Ilan Pappé : Je pense que vous avez mis le doigt sur deux points importants. Le premier point est cette idéologie à laquelle Avigdor Lieberman adhère et qui est une idéologie de nettoyage ethnique. Quelqu’un qui considère que le seul moyen de résoudre les problèmes en Israël/Palestine est d’expulser les Palestiniens d’Israël et de tout territoire qu’Israël convoite.
Je pense que le problème avec Avigdor Lieberman, ce ne sont pas ses vues personnelles mais le fait qu’il reflète ce que la plupart des Juifs israéliens pensent et ce qu’assurément la plupart de ses collègues du gouvernement Olmert pensent mais n’osent pas dire, ou considèrent, pour des raisons tactiques, qu’il n’est pas souhaitable de dire.
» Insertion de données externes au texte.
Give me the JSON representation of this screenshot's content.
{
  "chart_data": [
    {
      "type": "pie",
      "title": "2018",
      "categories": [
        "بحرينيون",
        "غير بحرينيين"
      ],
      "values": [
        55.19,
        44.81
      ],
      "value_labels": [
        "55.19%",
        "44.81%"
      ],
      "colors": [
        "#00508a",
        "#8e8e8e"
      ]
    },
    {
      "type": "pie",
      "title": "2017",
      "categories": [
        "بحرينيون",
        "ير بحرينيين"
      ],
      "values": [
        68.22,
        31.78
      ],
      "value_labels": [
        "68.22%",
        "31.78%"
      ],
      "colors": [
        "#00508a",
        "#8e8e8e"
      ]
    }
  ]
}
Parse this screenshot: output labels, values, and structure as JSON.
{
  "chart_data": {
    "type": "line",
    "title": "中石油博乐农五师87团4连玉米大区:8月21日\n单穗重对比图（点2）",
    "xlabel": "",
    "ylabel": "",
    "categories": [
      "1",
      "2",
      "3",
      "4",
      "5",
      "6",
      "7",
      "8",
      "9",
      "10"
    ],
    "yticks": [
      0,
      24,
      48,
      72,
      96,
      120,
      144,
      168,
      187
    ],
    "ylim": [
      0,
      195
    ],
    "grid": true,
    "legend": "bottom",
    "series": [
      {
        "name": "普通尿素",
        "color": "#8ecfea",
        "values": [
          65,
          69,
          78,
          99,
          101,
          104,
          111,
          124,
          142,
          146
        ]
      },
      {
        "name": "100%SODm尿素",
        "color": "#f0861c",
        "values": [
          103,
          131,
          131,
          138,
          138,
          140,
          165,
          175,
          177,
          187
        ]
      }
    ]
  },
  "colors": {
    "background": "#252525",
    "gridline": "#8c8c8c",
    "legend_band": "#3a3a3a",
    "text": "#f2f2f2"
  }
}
Mais je pense réellement que nous devrions être inquiet au sujet de Lieberman, non pas parce que c’est un extrémiste fasciste mais parce qu’il représente l’humeur d’Israël en 2006.
Le second point, c’est le double standard, l’hypocrisie que vous avez relevée en comparant à juste titre les citations d’Ahmadinejad qu’on ne cesse de répéter et la manière dont des généralisations et des attitudes semblables ou pires de la part d’Israéliens ne sont pas du tout entendues. Et je pense que cela tient au statut particulier dont Israël jouit dans le monde occidental. [Mais] pas aux yeux de la société civile... [Pour] la plupart des gens qui vivent aujourd’hui en Occident, [Israël] est un pays qui viole les droits de l’homme, les droits civils, et tant son idéologie que sa politique sont inacceptables. Mais les gouvernements continuent de soutenir l’Etat parce que le monde est mené par un président américain et un groupe de gens qui ont un certain point de vue, un point de vue quasiment religieux avec lequel des idées comme celles de Lieberman s’accordent très bien.
La différence n’est pas si grande entre la politique israélienne et la politique américaine en Irak. Et je pense que tant que l’Amérique sera la super-puissance dans le monde et qu’Israël sera son plus proche allié, nous continuerons de voir ce double standard s’appliquer dans les attitudes des gouvernements et dans les principaux médias.
C.B. : Soixante et un universitaires irlandais ont écrit, en septembre, une lettre appelant à un moratoire de l’aide de l’Union Européenne aux universités israéliennes jusqu’à ce qu’Israël se conforme au droit international et aux normes fondamentales des droits de l’homme. En outre, un syndicat d’enseignants canadiens a également appelé à des boycotts académiques. Est-ce un moyen efficace de pression sur le gouvernement israélien afin qu’il s’attaque à l’occupation d’une manière qui amène la justice pour les Palestiniens ?
I.P. : C’est un moyen efficace si ce n’est pas seulement un boycott académique. Un boycott académique n’est qu’une composante de ce qu’on pourrait appeler un boycott culturel d’Israël, parce qu’il serait très difficile, dans ce monde globalisé où nous vivons, d’amener des sanctions économiques - ce qui aurait été le moyen le plus efficace pour forcer Israël à un changement de politique.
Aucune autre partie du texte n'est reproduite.